At this stop, Martin had what he called an “extraordinary series of encounters” with the locals. “It started with the man in charge of the dorm (where he attempted unsuccessfully to sleep) and culminated with a baker at a boulangerie,” he says. “In between, there was a beautiful woman who escorted me to the showers, a volunteer at the checkpoint infirmary who tried to treat me for sunburn when what I wanted was sun block, a little man with a mustache and a mechanical voice box who led me to pharmacy, and the pharmacist who finally understood and sold me a tube of 60-strength sun block to replace the one I’d lost. I was deeply touched by their efforts to help me. By the time the baker handed over the ham and cheese baguette sandwich she’d made for me, I had tears in my eyes. There I was, feeling pretty bad and facing more of the same for the final 85 miles, but I was experiencing an incredible joy.”

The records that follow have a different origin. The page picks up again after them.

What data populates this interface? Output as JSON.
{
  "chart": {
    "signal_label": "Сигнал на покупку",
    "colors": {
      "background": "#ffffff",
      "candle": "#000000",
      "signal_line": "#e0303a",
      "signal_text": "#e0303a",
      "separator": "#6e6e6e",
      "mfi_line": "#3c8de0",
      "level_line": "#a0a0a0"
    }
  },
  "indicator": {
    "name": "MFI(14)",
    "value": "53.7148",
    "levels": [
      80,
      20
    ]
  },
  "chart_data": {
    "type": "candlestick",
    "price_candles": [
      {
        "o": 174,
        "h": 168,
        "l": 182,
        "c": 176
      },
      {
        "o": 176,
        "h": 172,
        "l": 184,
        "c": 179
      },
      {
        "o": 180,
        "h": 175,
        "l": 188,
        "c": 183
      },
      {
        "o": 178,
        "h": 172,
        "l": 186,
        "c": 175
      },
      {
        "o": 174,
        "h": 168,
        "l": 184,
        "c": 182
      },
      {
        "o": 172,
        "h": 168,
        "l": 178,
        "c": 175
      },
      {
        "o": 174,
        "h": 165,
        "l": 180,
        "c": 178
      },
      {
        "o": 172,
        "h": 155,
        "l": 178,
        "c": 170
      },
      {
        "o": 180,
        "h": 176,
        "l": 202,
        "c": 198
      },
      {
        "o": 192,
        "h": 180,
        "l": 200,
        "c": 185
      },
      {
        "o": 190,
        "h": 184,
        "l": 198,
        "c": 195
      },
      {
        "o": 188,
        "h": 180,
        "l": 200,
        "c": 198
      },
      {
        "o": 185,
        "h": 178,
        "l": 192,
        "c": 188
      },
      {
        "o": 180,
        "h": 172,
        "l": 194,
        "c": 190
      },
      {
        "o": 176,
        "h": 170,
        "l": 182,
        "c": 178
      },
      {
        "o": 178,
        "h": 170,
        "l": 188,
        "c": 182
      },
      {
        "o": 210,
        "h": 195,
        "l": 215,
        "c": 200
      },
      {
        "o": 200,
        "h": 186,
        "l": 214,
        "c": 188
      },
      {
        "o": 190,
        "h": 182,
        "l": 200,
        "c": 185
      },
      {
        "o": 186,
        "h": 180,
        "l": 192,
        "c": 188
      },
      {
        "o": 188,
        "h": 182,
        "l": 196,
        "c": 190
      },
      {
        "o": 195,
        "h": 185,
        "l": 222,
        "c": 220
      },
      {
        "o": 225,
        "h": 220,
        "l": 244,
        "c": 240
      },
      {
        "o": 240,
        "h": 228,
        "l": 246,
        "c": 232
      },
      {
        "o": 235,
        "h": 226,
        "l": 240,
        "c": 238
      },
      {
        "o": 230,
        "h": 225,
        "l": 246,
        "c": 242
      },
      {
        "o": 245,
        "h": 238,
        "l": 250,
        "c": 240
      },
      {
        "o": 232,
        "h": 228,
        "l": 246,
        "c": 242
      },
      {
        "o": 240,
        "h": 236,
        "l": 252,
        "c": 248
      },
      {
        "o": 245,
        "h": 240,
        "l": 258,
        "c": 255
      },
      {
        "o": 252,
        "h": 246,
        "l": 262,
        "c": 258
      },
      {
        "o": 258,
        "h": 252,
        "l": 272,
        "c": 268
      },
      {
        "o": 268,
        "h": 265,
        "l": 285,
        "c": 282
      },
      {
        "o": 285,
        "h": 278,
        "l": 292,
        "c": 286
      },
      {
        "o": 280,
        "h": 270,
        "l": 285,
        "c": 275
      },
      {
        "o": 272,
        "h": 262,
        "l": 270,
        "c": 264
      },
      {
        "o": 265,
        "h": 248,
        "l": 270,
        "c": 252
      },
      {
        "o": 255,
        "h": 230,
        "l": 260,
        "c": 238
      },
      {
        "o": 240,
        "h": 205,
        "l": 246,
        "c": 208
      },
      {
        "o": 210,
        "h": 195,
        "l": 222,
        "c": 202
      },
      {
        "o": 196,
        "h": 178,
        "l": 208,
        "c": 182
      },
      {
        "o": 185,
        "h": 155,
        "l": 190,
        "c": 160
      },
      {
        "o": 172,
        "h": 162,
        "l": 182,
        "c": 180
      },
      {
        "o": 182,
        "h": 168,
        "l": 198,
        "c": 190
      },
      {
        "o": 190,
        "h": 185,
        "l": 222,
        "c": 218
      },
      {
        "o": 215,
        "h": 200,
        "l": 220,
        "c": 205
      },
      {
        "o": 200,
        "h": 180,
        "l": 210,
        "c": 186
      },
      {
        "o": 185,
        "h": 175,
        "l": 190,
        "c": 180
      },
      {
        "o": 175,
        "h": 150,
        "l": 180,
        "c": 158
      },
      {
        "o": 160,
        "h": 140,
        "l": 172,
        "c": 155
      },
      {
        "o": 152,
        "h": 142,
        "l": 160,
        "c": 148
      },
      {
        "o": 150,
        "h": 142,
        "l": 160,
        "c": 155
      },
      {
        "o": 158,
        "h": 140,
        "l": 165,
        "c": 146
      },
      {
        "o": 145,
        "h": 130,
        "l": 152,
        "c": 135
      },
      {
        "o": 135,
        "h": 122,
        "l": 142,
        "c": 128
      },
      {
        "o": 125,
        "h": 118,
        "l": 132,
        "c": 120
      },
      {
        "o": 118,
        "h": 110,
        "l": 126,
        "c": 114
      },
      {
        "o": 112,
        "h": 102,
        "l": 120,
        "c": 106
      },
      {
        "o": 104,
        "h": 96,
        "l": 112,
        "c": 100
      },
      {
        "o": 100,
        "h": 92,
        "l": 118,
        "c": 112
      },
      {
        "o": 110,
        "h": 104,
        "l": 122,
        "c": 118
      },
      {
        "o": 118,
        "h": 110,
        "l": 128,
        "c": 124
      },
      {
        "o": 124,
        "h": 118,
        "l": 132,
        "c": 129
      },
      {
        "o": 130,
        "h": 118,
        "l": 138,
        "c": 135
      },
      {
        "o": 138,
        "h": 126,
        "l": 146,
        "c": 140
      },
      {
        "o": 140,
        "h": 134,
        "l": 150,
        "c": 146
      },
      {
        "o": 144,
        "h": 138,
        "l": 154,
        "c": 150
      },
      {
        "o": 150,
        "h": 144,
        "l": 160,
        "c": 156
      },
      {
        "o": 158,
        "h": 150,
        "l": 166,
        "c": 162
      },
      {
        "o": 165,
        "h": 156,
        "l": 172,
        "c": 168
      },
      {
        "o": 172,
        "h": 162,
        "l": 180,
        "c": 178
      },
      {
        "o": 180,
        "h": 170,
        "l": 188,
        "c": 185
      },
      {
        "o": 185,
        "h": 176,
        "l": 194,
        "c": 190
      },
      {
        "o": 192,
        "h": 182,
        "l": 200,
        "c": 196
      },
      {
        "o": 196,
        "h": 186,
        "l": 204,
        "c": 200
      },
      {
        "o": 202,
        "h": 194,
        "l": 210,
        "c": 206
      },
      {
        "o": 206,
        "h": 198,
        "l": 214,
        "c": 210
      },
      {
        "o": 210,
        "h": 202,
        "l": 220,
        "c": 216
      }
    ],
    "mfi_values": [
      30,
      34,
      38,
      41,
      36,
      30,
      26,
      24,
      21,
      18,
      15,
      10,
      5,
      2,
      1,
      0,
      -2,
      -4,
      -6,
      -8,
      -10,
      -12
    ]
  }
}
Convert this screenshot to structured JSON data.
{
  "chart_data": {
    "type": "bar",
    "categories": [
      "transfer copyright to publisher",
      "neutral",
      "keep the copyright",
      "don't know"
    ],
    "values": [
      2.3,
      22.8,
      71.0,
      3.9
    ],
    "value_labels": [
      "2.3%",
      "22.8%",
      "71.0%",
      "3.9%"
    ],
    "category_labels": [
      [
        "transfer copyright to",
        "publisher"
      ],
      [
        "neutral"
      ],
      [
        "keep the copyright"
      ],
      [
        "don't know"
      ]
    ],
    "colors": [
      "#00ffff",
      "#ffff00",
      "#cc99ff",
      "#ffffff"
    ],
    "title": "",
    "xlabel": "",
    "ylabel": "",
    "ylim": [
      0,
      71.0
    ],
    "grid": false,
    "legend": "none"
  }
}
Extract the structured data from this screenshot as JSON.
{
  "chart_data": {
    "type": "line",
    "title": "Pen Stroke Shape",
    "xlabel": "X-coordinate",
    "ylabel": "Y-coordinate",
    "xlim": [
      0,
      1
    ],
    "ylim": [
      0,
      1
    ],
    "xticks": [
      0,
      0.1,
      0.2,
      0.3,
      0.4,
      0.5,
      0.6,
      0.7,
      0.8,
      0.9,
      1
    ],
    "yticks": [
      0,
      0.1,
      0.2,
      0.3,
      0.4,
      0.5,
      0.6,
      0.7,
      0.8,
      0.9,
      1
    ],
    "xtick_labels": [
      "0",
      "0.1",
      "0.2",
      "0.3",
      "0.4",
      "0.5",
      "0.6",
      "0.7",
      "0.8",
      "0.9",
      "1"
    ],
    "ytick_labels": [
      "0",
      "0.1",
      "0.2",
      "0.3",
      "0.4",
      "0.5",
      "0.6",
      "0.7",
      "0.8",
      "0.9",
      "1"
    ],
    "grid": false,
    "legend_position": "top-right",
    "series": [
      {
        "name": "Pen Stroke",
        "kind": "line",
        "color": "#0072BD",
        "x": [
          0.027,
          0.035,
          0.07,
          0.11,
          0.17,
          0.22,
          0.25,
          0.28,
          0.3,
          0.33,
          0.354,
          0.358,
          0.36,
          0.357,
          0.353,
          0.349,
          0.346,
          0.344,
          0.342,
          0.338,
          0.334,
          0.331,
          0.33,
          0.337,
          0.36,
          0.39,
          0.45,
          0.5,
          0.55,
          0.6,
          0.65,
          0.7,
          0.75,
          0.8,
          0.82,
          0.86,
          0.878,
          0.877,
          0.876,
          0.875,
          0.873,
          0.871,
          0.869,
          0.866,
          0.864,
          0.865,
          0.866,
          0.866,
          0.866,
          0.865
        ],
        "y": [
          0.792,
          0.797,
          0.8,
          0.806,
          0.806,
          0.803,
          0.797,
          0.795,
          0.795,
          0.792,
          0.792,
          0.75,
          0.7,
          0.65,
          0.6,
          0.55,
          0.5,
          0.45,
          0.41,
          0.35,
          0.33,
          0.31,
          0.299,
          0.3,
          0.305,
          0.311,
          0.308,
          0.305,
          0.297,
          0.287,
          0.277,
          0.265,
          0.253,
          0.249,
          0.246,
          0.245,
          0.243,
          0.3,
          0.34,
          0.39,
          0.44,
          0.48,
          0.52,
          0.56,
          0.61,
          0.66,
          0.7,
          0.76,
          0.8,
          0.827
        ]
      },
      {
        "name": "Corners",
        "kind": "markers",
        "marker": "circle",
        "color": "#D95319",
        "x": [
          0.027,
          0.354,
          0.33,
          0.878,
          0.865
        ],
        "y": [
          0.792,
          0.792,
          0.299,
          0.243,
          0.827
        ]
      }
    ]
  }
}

Notwithstanding his neck problems, Martin managed to finish PBP in 69 hours, 48 minutes. His performance placed him among the top 20% of the 4,000 riders from around the world who undertook this grueling feat. He says that although there is a part of him that wishes he had been able to finish sooner, “I wouldn’t consider trading anything I experienced for a few hours off my final time. Paris-Brest-Paris is a long hard bike ride, but it is so much more than that. I guess I knew that before, but I really understand it now.”